As derived in the previous post, the integral to evaluate is given by

$\begin{eqnarray*} P(X \geq Y) &=& \int \!\int _{[x > y]} f_X(x) f_Y(y) \, dy \, dx \\ &=& \int_{-\infty}^\infty \! \int_{-\infty}^x f_X(x) f_Y(y) \, dy \, dx \\ &=& \int_{-\infty}^\infty f_X(x) F_Y(x) \, dx end{eqnarray*}$

The technical report Numerical computation of stochastic inequality probabilities gives some general considerations for numerically evaluating random inequalities, but each specific distribution family must be considered individually since each may present unique numerical challenges. The report gives some specific techniques for beta and Weibull distributions. The report Numerical evaluation of gamma inequalities gives some techniques for gamma distributions.

Numerical integration can be complicated by singularities in integrand for extreme values of distribution parameters. For example, if X ~ beta(a, b) the integral for computing P(X > Y) has a singularity if either a or b are less than 1. For general advice on numerically integrating singular integrands, see “The care and treatment of singularities” in Numerical Methods that Work by Forman S. Acton.

Once you come up with a clever numerical algorithm for evaluating a random inequality, you need to have a way to test the results.

One way to test numerical algorithms for random inequalities is to compare simulation results to integration results. This will find blatant errors, but it may not be as effective in uncovering accuracy problems.

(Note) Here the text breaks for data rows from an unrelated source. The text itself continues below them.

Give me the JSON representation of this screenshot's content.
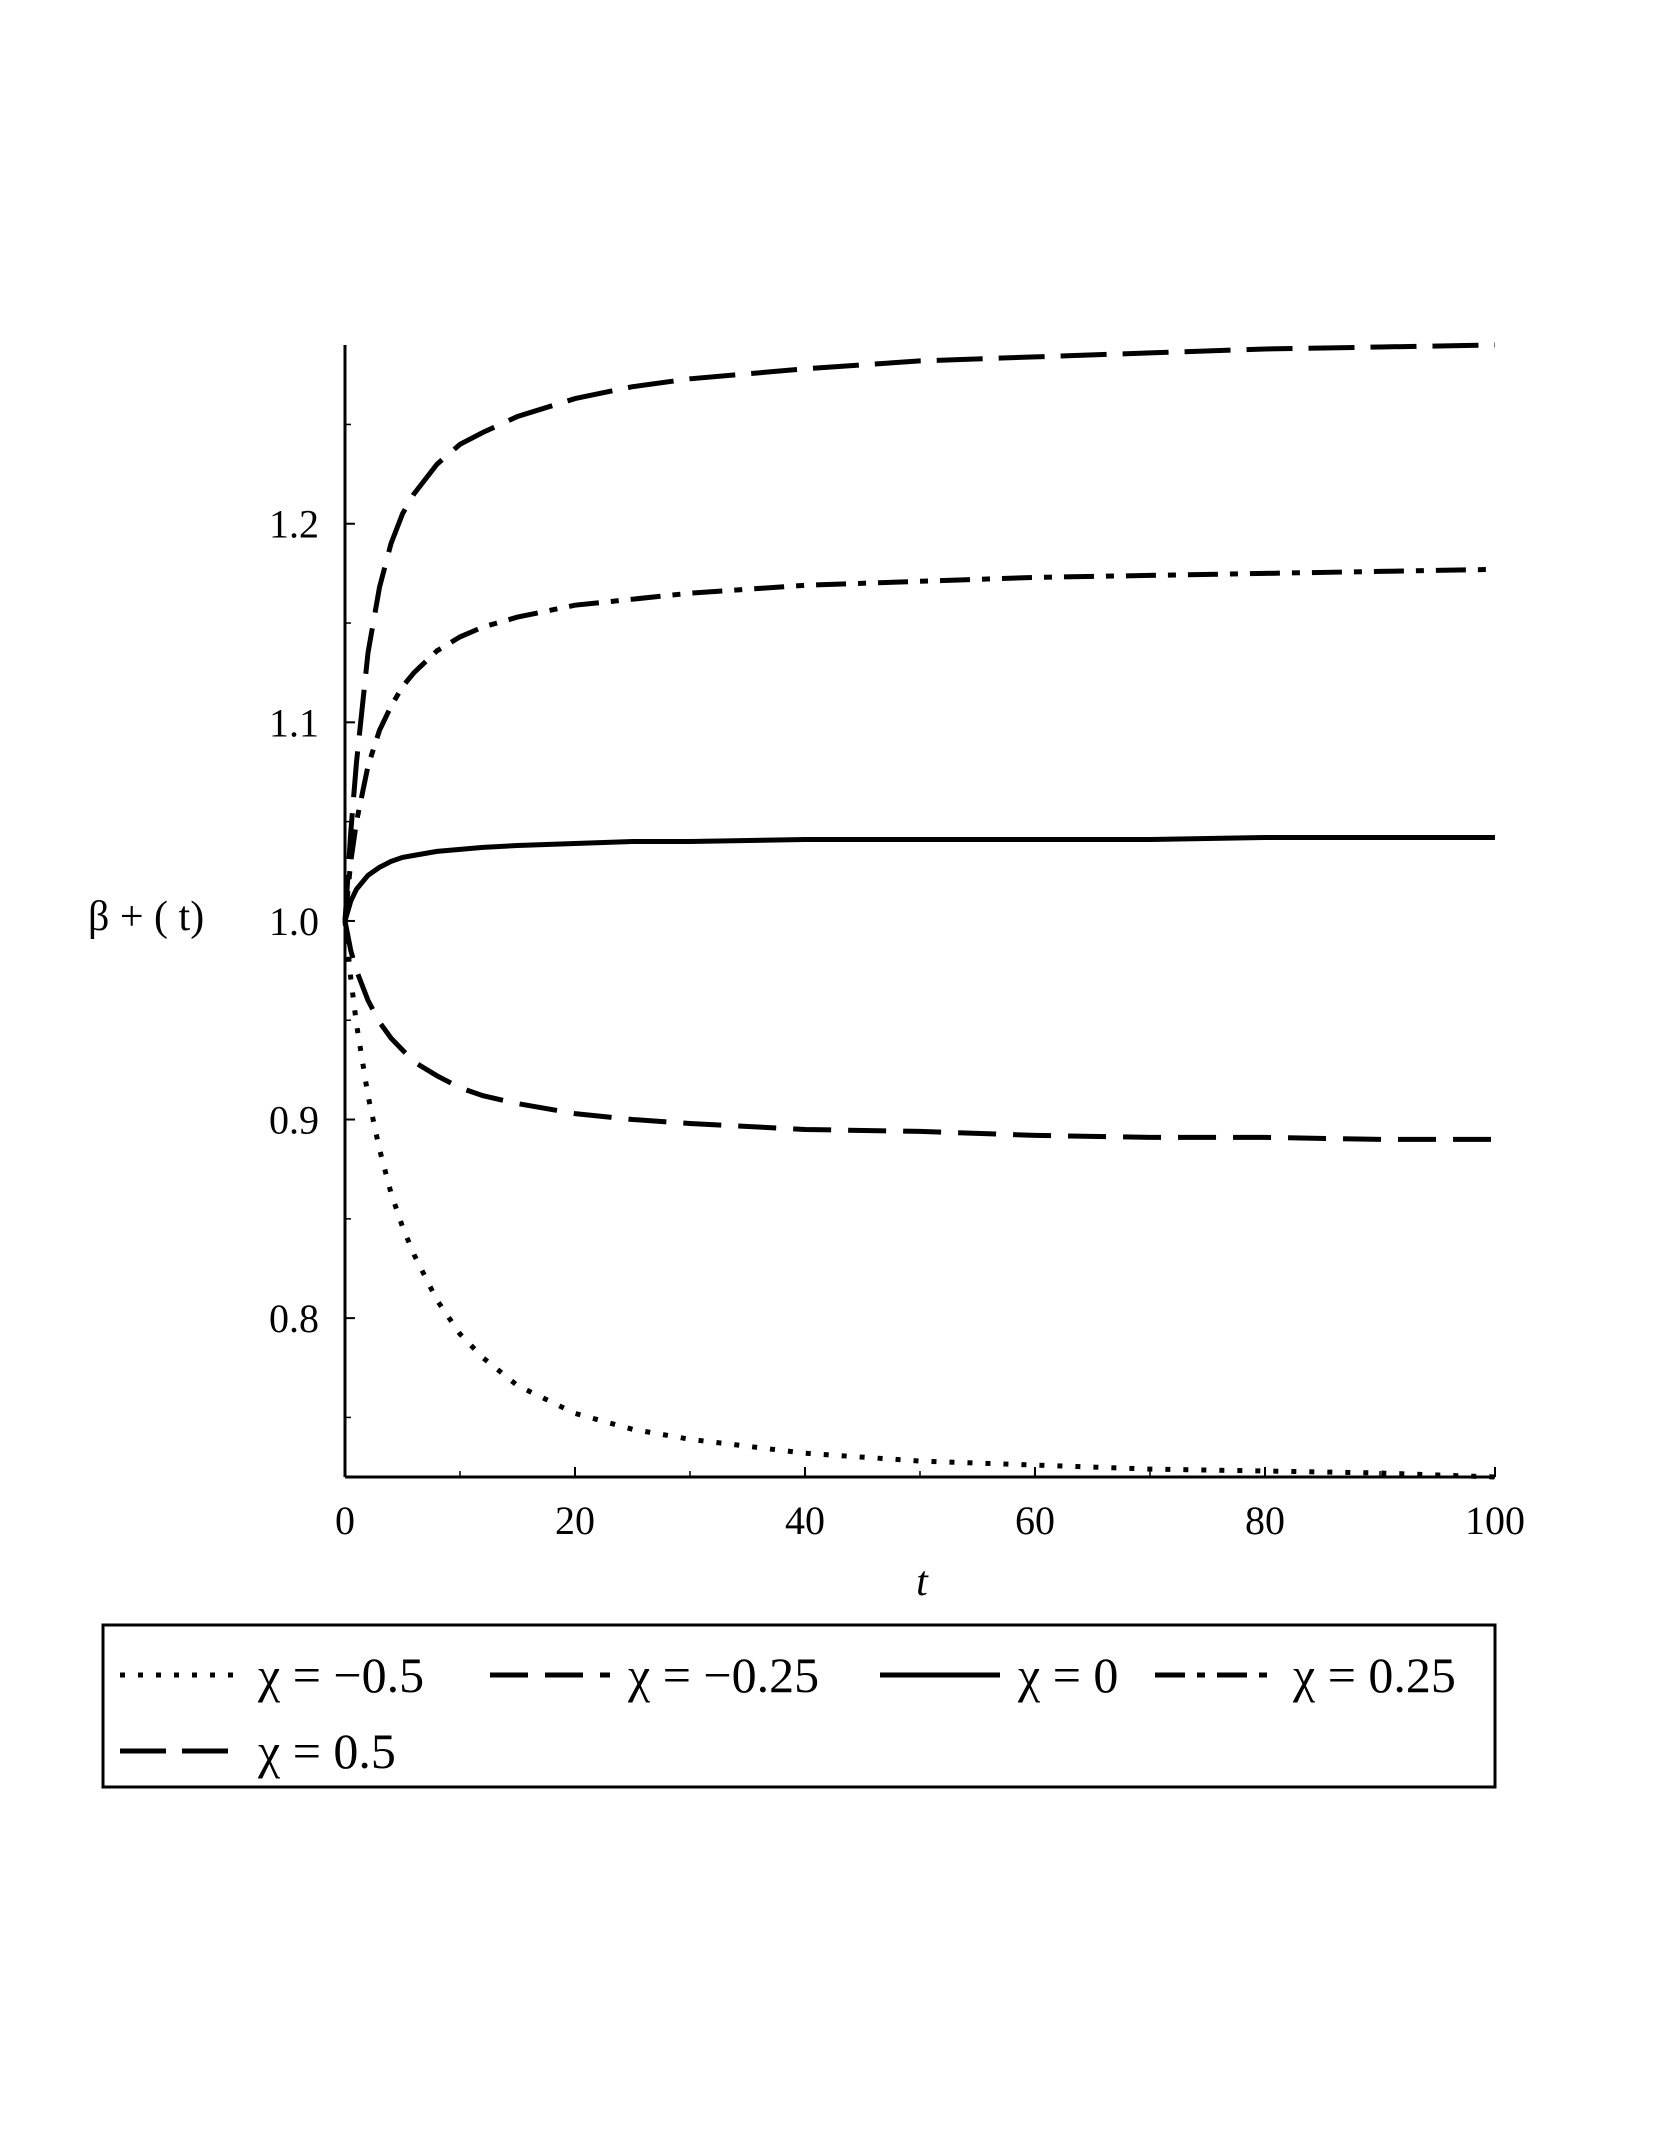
{
  "chart_data": {
    "type": "line",
    "xlabel": "t",
    "ylabel": "β + ( t)",
    "xlim": [
      0,
      100
    ],
    "ylim": [
      0.72,
      1.29
    ],
    "x_ticks": [
      0,
      20,
      40,
      60,
      80,
      100
    ],
    "x_tick_labels": [
      "0",
      "20",
      "40",
      "60",
      "80",
      "100"
    ],
    "y_ticks": [
      0.8,
      0.9,
      1.0,
      1.1,
      1.2
    ],
    "y_tick_labels": [
      "0.8",
      "0.9",
      "1.0",
      "1.1",
      "1.2"
    ],
    "grid": false,
    "legend_position": "bottom",
    "x": [
      0,
      0.5,
      1,
      2,
      3,
      4,
      5,
      6,
      8,
      10,
      12,
      15,
      20,
      25,
      30,
      40,
      50,
      60,
      70,
      80,
      90,
      100
    ],
    "series": [
      {
        "name": "χ = −0.5",
        "style": "dotted",
        "values": [
          1.0,
          0.971,
          0.948,
          0.912,
          0.885,
          0.863,
          0.846,
          0.832,
          0.809,
          0.792,
          0.78,
          0.766,
          0.752,
          0.744,
          0.739,
          0.732,
          0.728,
          0.726,
          0.724,
          0.723,
          0.722,
          0.72
        ]
      },
      {
        "name": "χ = −0.25",
        "style": "dashed",
        "values": [
          1.0,
          0.985,
          0.975,
          0.96,
          0.949,
          0.941,
          0.935,
          0.929,
          0.922,
          0.916,
          0.912,
          0.908,
          0.903,
          0.9,
          0.898,
          0.895,
          0.894,
          0.892,
          0.891,
          0.891,
          0.89,
          0.89
        ]
      },
      {
        "name": "χ = 0",
        "style": "solid",
        "values": [
          1.0,
          1.01,
          1.016,
          1.023,
          1.027,
          1.03,
          1.032,
          1.033,
          1.035,
          1.036,
          1.037,
          1.038,
          1.039,
          1.04,
          1.04,
          1.041,
          1.041,
          1.041,
          1.041,
          1.042,
          1.042,
          1.042
        ]
      },
      {
        "name": "χ = 0.25",
        "style": "dashdot",
        "values": [
          1.0,
          1.03,
          1.05,
          1.078,
          1.096,
          1.108,
          1.118,
          1.125,
          1.136,
          1.143,
          1.148,
          1.153,
          1.159,
          1.162,
          1.165,
          1.169,
          1.171,
          1.173,
          1.174,
          1.175,
          1.176,
          1.177
        ]
      },
      {
        "name": "χ = 0.5",
        "style": "longdash",
        "values": [
          1.0,
          1.045,
          1.08,
          1.135,
          1.168,
          1.19,
          1.205,
          1.215,
          1.23,
          1.24,
          1.246,
          1.254,
          1.263,
          1.269,
          1.273,
          1.278,
          1.282,
          1.284,
          1.286,
          1.288,
          1.289,
          1.29
        ]
      }
    ]
  }
}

It helps to use random parameters for testing.

Another way to test numerical algorithms in this context is to compute both P(X > Y) and P(Y > X). For continuous random variables, these two values should add to 1. Of course such a condition is not sufficient to guarantee accuracy, but it is a simple and effective test. The Inequality Calculator software reports both P(X > Y) and P(Y > X) partly for the convenience of the user but also as a form of quality control: if the two probabilities do not add up to approximately 1, you know something has gone wrong. Along these lines, it’s useful to verify that P(X > Y) = 1/2 if X and Y are identically distributed.

Finally, integrands may have closed-form solutions for special parameters. For example, Exact calculation of beta inequalities gives closed-form results for many special cases of the parameters. As long as the algorithm being tested does not depend on these special values, these special values provide valuable test cases.